How to get free trees (including tropical hardwoods), from Costa Rica’s electricity provider, ICE. We applied and were approved for 35 trees of our choosing. This post explains how we did it.
We intend to restore our farm with the tree species that would have been here had it not been previously used as pastureland. Our farm is currently forested but most of the trees are less than 30 years old and are secondary growth trees, laurel, guacimo, etc. Our intention is to reforest with hardwood varieties that provide food and habitat for forest creatures and birds. Our biggest obstacle was finding the correct saplings. We had already collected naturally occurring starts from local guachipelin, cedro and manu trees we found in the mountains but many didn’t transplant well. Then one day I took a chance and stopped at a sign in the road.
ICE Vivero Locations
Once a week during a drive to Siquirres to drop off our recycling. I pass a little brown sign with yellow letters that reads ICE – Vivero. I know that vivero means nursery but when you look down the road it appears to lead to a banana plantation. Which if you have ever been down a plantation road you know that you don’t want to be there. It turns out that right past the banana processing facility is a tree nursery that is run by Costa Rica’s government-owned electric company, ICE.
ICE has four viveros. There was information on ICE’s main website grupoice.com but it has since been removed. The FB next to the name indicates that they have a facebook page.
The vivero’s are in the following locations:
Cachi in Cartago
Freehold in Siquirres, Limon – FB & 2765 82 68
La Garita in Alajuela
Tronadora in Guanacaste
The Freehold facility in Siquirres (closest for us) has separate sections for each step necessary for getting saplings started. They are:
Behind the main building, protected from the wind and rain, is the seed collection area. Pods of tree seeds are brought in from all over the country and laid out on drying racks until the pods open and the seeds can be collected.
Some seeds that germinate easily are placed directly in these peat pods that are imported from Canada. Add water and the pod expands to become a snug little home for tree seeds ready to start their new lives.
Certain seeds are placed in the seed germination room. The room, as pictured below, has screened walls and sandy soil beds that allow seeds to be germinated in a controlled environment. I was told that there is a higher germination percentage using this room than with seeds that are started outside.
The seeds pictured are Gavilan, Manu, Pilon and Alemendro (in order).
Alemendro seeds before and after they are coated with a fungicide to protect against mold.
Growing Room or Greenhouse
Once the trees starts to grow roots they are transplanted into plastic bags using fertilized soil. They are then placed in a large screened room with an overhead sprinkler system that increases their chances at becoming fully fledged saplings.
When the season allows and the saplings are less fragile they are moved outside to make room for the new starts..
My first visit, which was in December, alerted me to the fact that I needed to come back after the first of the year when they would be taking new requests.

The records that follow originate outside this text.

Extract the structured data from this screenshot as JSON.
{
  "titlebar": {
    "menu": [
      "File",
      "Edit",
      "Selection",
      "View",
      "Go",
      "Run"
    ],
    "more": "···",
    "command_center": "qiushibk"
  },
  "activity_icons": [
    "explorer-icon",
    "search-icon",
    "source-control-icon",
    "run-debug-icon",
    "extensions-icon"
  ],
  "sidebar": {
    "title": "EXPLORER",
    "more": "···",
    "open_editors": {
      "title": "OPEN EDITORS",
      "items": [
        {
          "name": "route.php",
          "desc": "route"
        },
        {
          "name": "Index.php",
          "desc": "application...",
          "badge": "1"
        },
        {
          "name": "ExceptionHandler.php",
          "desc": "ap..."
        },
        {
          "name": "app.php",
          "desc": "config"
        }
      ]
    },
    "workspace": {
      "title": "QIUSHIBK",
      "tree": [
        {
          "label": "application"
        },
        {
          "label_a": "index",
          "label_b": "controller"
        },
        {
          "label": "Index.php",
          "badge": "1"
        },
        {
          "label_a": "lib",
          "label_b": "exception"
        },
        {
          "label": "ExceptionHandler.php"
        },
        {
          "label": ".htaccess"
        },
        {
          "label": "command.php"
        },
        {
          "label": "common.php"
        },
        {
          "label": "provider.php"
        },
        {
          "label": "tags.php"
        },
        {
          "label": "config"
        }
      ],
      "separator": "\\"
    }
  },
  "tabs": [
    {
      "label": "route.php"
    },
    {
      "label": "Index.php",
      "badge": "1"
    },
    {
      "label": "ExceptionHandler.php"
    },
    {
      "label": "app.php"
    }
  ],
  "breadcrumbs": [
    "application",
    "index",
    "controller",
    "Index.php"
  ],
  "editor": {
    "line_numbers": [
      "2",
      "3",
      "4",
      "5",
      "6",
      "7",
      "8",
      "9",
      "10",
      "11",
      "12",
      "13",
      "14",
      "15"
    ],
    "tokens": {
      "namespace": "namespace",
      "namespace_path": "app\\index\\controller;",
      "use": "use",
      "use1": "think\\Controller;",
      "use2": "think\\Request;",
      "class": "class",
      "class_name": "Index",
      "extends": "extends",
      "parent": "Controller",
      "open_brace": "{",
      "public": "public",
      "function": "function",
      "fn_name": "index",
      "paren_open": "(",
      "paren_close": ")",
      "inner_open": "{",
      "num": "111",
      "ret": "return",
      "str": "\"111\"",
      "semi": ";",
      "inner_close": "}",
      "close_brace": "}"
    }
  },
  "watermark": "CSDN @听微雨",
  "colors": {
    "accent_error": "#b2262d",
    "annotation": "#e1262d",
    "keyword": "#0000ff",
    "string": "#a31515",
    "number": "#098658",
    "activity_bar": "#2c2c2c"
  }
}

During my second visit in February, I was asked why I wanted the trees, the size of my farm and given information about the program. When asked how many trees I wanted I basically guessed at the number that I would be able to plant. I said 35. I filled out a request and gave my contact information. I was told that I would be called to come in and pick up the trees if my request was approved, probably in May.
Finally in early July we got the call. Our original paperwork and approval were waiting for us. We went through the list of trees that we had requested and I asked if we could make some changes. I wanted 5 additional Pilon and 5 less Fruta Dorada since we have several FD’s next to our stream. Roque, the ICE employee, was happy to oblige but we needed to make a clear note on the documents that I had changed my request.
Roque quickly helped us gather our 35 trees. While we were pulling ours together this truck was picking up 1000 Alemendro! I thought that 35 was a lot. If you are unfamiliar with the Alemendro tree it is a resource to the great green macaw and is used in heavy construction. In the canals of Tortuguero there are very few large hardwoods left. One extremely large hardwood that you can still find however is the Alemendro. When the Americans and Brits came in to log the entire area the Alemendro’e were cut down and were supposed to float along with the other hardwoods on the canal, though an inlet to the sea where they could be shipped out, or in “nice” terms, exported. Much to the surprise of the loggers, the trees instead of floating down the river to the port started sinking in the canal. So the Alemendro in a last-ditch conservation effort saved itself by drowning.
There is always paperwork but in this case it was just two documents. One that listed all the trees we picked up and the second was a promise that we would plant said trees, which I was happy to sign and accept the challenge.
We are building a house now, so our time is limited but this project seemed more important than anything else we have going on. It was tough deciding where to plant certain trees given that they get so tall. Being human we didn’t want them to get in the way of our mountainous view but despite our visual greediness we have made a nice home for each and every single one.